First, set up a store class that will be called with the result data from all the loaded pages:

use Crwlr\Crawler\Result;
use Crwlr\Crawler\Stores\Store;

class HealthCheckStore extends Store
{
    public function store(Result $result): void
    {
        if ($result->get('status') >= 400) { // Error response
            // Send a notification about the page being down.
        }
    }
}

And then define the crawling procedure:

use Crwlr\Crawler\HttpCrawler;
use Crwlr\Crawler\Steps\Html;
use Crwlr\Crawler\Steps\Loading\Http;

$crawler = HttpCrawler::make()->withBotUserAgent('MyHealthCheckCrawler');

$crawler
    // Replace the input URL with the URL of your website that you want to crawl.
    ->input('https://www.crawler-test.com/links/broken_links_internal')
    ->addStep(
        Http::crawl()
            ->yieldErrorResponses()
            ->keep(['url', 'status'])
    )
    ->addStep(
        Html::metaData()
            ->only(['title'])
            ->keep()
    )
    ->setStore(new HealthCheckStore())
    ->runAndTraverse();

A key part of this setup is the call to the yieldErrorResponses() method. Without it, error responses would only be logged and not forwarded to the next step, meaning they would never reach the store.

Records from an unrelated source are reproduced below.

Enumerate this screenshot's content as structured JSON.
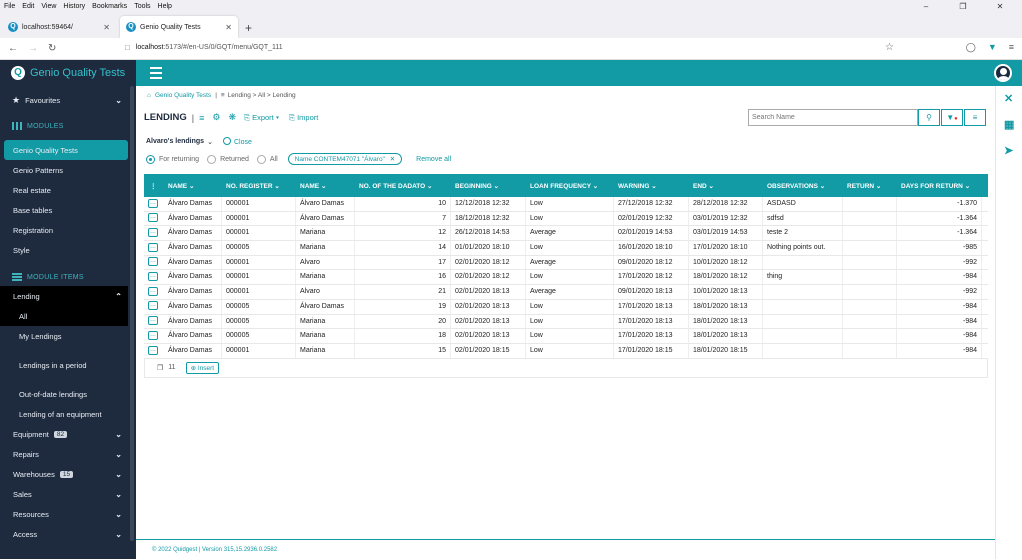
{
  "browser": {
    "menu": [
      "File",
      "Edit",
      "View",
      "History",
      "Bookmarks",
      "Tools",
      "Help"
    ],
    "tabs": [
      {
        "label": "localhost:59464/"
      },
      {
        "label": "Genio Quality Tests"
      }
    ],
    "url_host": "localhost",
    "url_rest": ":5173/#/en-US/0/GQT/menu/GQT_111"
  },
  "sidebar": {
    "brand": "Genio Quality Tests",
    "favourites": "Favourites",
    "modules_header": "MODULES",
    "modules": [
      "Genio Quality Tests",
      "Genio Patterns",
      "Real estate",
      "Base tables",
      "Registration",
      "Style"
    ],
    "module_items_header": "MODULE ITEMS",
    "lending": "Lending",
    "lending_sub": [
      "All",
      "My Lendings",
      "Lendings in a period",
      "Out-of-date lendings",
      "Lending of an equipment"
    ],
    "groups": [
      {
        "label": "Equipment",
        "badge": "82"
      },
      {
        "label": "Repairs",
        "badge": ""
      },
      {
        "label": "Warehouses",
        "badge": "15"
      },
      {
        "label": "Sales",
        "badge": ""
      },
      {
        "label": "Resources",
        "badge": ""
      },
      {
        "label": "Access",
        "badge": ""
      }
    ]
  },
  "breadcrumb": {
    "home": "Genio Quality Tests",
    "rest": "Lending > All > Lending"
  },
  "toolbar": {
    "title": "LENDING",
    "export_label": "Export",
    "import_label": "Import",
    "search_placeholder": "Search Name"
  },
  "subbar": {
    "label": "Alvaro's lendings",
    "close_label": "Close"
  },
  "filters": {
    "options": [
      "For returning",
      "Returned",
      "All"
    ],
    "chip": "Name CONTEM47071 \"Álvaro\"",
    "remove_all": "Remove all"
  },
  "table": {
    "columns": [
      "NAME",
      "NO. REGISTER",
      "NAME",
      "NO. OF THE DADATO",
      "BEGINNING",
      "LOAN FREQUENCY",
      "WARNING",
      "END",
      "OBSERVATIONS",
      "RETURN",
      "DAYS FOR RETURN"
    ],
    "rows": [
      [
        "Álvaro Damas",
        "000001",
        "Álvaro Damas",
        "10",
        "12/12/2018 12:32",
        "Low",
        "27/12/2018 12:32",
        "28/12/2018 12:32",
        "ASDASD",
        "",
        "-1.370"
      ],
      [
        "Álvaro Damas",
        "000001",
        "Álvaro Damas",
        "7",
        "18/12/2018 12:32",
        "Low",
        "02/01/2019 12:32",
        "03/01/2019 12:32",
        "sdfsd",
        "",
        "-1.364"
      ],
      [
        "Álvaro Damas",
        "000001",
        "Mariana",
        "12",
        "26/12/2018 14:53",
        "Average",
        "02/01/2019 14:53",
        "03/01/2019 14:53",
        "teste 2",
        "",
        "-1.364"
      ],
      [
        "Álvaro Damas",
        "000005",
        "Mariana",
        "14",
        "01/01/2020 18:10",
        "Low",
        "16/01/2020 18:10",
        "17/01/2020 18:10",
        "Nothing points out.",
        "",
        "-985"
      ],
      [
        "Álvaro Damas",
        "000001",
        "Alvaro",
        "17",
        "02/01/2020 18:12",
        "Average",
        "09/01/2020 18:12",
        "10/01/2020 18:12",
        "",
        "",
        "-992"
      ],
      [
        "Álvaro Damas",
        "000001",
        "Mariana",
        "16",
        "02/01/2020 18:12",
        "Low",
        "17/01/2020 18:12",
        "18/01/2020 18:12",
        "thing",
        "",
        "-984"
      ],
      [
        "Álvaro Damas",
        "000001",
        "Alvaro",
        "21",
        "02/01/2020 18:13",
        "Average",
        "09/01/2020 18:13",
        "10/01/2020 18:13",
        "",
        "",
        "-992"
      ],
      [
        "Álvaro Damas",
        "000005",
        "Álvaro Damas",
        "19",
        "02/01/2020 18:13",
        "Low",
        "17/01/2020 18:13",
        "18/01/2020 18:13",
        "",
        "",
        "-984"
      ],
      [
        "Álvaro Damas",
        "000005",
        "Mariana",
        "20",
        "02/01/2020 18:13",
        "Low",
        "17/01/2020 18:13",
        "18/01/2020 18:13",
        "",
        "",
        "-984"
      ],
      [
        "Álvaro Damas",
        "000005",
        "Mariana",
        "18",
        "02/01/2020 18:13",
        "Low",
        "17/01/2020 18:13",
        "18/01/2020 18:13",
        "",
        "",
        "-984"
      ],
      [
        "Álvaro Damas",
        "000001",
        "Mariana",
        "15",
        "02/01/2020 18:15",
        "Low",
        "17/01/2020 18:15",
        "18/01/2020 18:15",
        "",
        "",
        "-984"
      ]
    ],
    "count": "11",
    "insert_label": "Insert"
  },
  "footer": "© 2022 Quidgest | Version 315,15.2936.0.2582",
  "colors": {
    "accent": "#129aa5",
    "sidebar": "#1e2a3e"
  }
}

In this example, the crawler keeps the url, the HTTP response status code, and the title of the loaded HTML pages. Of course, you can customize it to extract any other data needed for your specific health checks. Check out the documentation for the Http and Html steps to learn more about extracting various types of data.

You can also customize the Http::crawl() step further. For example, you can configure it to follow links only to a certain depth, or load only a specific number of links, and more. The previous Crwlr Recipe explored these customizations in detail - check it out here.

Partial Crawling

Another way to customize the Http::crawl() step is by configuring it to focus only on specific sections of your website. For instance, you can restrict it to crawl only URLs where the path starts with /foo/. To do this, replace the Http::crawl() step in the example above with the following:

Http::crawl()
    ->pathStartsWith('/foo/')
    ->yieldErrorResponses()
    ->keep(['url', 'status'])

For more details on additional ways to restrict the Http::crawl() step, refer to the documentation.

Integration into Your Deployment Process

To finally integrate this script into your deployment process, ensure it is triggered immediately after a successful deployment. For added reliability, you can wrap the script in a try/catch block to handle exceptions and report any errors. Additionally, also make sure the script can't run into a timeout.

I hope this guide was helpful and is a nice improvement to your deployment workflow, making it smoother and more reliable.